Tulane (14-15, 5-12) will not return to New Orleans after the game, staying in Florida for the tournament at the Amway Center in downtown Orlando, about a half-hour drive from UCF's CFE Arena.

"We just are going to be in the gym for a couple of extra days of practice," forward Melvin Frazier said. "We are going to try to regroup, get together and try to make a run in the tournament. We are going to keep going forward."

The Cincinnati defeat was extra painful because Tulane never was in the game, falling behind by double digits early and by as many as 33 points in the second half. Despite losing eight of its previous nine, the Wave had pointed to the closeness of most of them as an indication they could hang with anyone in the league. Even the exception, a 73-42 blowout at Houston, was counterbalanced by an 81-72 victory against the Cougars at Devlin Fieldhouse a month earlier.

But the Bearcats looked like they were in a different league in the teams' only meeting.

"Obviously Cincinnati's really good," coach Mike Dunleavy said. "They did some things that sped us up more than we wanted to be. With their recovery time, you have a short window to execute. At times we didn't deliver the ball, and on other times we didn't finish."

The number Dunleavy kept coming back to was 47 — the combined points Tulane allowed Cincinnati from second-chance opportunities and turnovers.

"That's not a survivable number," Dunleavy said. "That's where we need to start."

Cincinnati won every statistical category, outrebounding Tulane 41-26.

"It starts on the defensive end and rebounding," Frazier said. "We also have to share the ball. We only had five assists last game, so that played a big part. We just have to play tougher."

Tulane's previous low for assists was 10.

Defensively, UCF can be categorized as Cincinnati-light. Despite losing 7-foot-6 center Tacko Fall in mid-January, the Knights still rank third in the AAC in field-goal-percentage defense (.397). They held injury-riddled SMU to 37 points on Feb. 17.

"They are going to grind you out," Dunleavy said. "You've got to be really focused and sharp and execute well. We have to take care of the basketball so that we're the team with a set defense all the time."

Seeding scenarios

Tulane likely will be the 10th seed in the AAC tourney, although one scenario would move the Wave to ninth.

If the Wave beats UCF and SMU loses at last-place South Florida, Tulane and SMU would have the same conference record (6-12). Tulane would get the edge based on having split with third-place Houston while the Cougars swept the Mustangs.

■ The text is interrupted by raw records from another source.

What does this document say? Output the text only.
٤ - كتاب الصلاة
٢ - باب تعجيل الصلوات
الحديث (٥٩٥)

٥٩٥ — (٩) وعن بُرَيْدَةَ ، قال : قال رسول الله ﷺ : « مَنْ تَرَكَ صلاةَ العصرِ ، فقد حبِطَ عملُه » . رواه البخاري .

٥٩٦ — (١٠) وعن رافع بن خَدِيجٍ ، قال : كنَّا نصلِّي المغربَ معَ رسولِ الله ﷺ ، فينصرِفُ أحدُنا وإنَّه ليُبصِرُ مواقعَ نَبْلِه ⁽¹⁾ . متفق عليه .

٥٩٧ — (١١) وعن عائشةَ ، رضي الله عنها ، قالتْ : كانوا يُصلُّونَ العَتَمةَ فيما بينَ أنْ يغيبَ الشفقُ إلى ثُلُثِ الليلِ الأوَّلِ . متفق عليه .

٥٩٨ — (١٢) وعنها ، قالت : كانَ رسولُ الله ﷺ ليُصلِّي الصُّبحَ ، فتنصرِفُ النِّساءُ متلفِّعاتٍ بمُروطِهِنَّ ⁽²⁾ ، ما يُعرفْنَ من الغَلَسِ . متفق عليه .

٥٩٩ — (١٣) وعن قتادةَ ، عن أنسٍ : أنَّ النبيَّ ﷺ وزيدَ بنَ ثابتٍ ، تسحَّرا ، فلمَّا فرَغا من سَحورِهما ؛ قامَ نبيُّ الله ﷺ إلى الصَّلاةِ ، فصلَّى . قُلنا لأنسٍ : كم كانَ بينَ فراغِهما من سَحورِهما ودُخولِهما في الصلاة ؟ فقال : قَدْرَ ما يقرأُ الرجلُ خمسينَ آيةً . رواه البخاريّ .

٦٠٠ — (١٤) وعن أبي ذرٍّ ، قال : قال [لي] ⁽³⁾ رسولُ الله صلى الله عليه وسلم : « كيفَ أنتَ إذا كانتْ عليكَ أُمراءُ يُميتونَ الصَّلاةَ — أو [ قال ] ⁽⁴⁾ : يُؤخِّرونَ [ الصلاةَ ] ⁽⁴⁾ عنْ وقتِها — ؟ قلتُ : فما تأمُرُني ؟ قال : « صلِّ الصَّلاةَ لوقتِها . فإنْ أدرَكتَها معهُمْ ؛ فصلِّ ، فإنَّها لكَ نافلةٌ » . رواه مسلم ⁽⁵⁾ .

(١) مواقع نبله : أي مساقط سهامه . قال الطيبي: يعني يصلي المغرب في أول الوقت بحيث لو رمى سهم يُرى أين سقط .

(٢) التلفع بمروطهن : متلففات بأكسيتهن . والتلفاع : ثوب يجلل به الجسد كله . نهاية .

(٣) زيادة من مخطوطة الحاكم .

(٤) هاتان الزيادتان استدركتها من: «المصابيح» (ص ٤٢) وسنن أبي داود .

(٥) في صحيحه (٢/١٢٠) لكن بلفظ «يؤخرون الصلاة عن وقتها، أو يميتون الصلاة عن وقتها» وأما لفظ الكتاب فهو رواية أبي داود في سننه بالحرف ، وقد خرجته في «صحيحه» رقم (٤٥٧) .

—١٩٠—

The Wave has three possible opening-round opponents — UCF, Temple and Connecticut. Tulane split with Temple, with each team winning on the road, lost at home in its only meeting with Connecticut and is playing UCF for the first time on Sunday.

2017 redux?

Last year, Tulane beat Tulsa in its regular-season ender before facing the Golden Hurricane again four days later in the first round of the AAC tournament.

It could happen with UCF, too, but the Wave would not want a repeat of the 2017 results. After beating Tulsa 81-69 in New Orleans, Tulane lost 66-60 in the tournament rematch.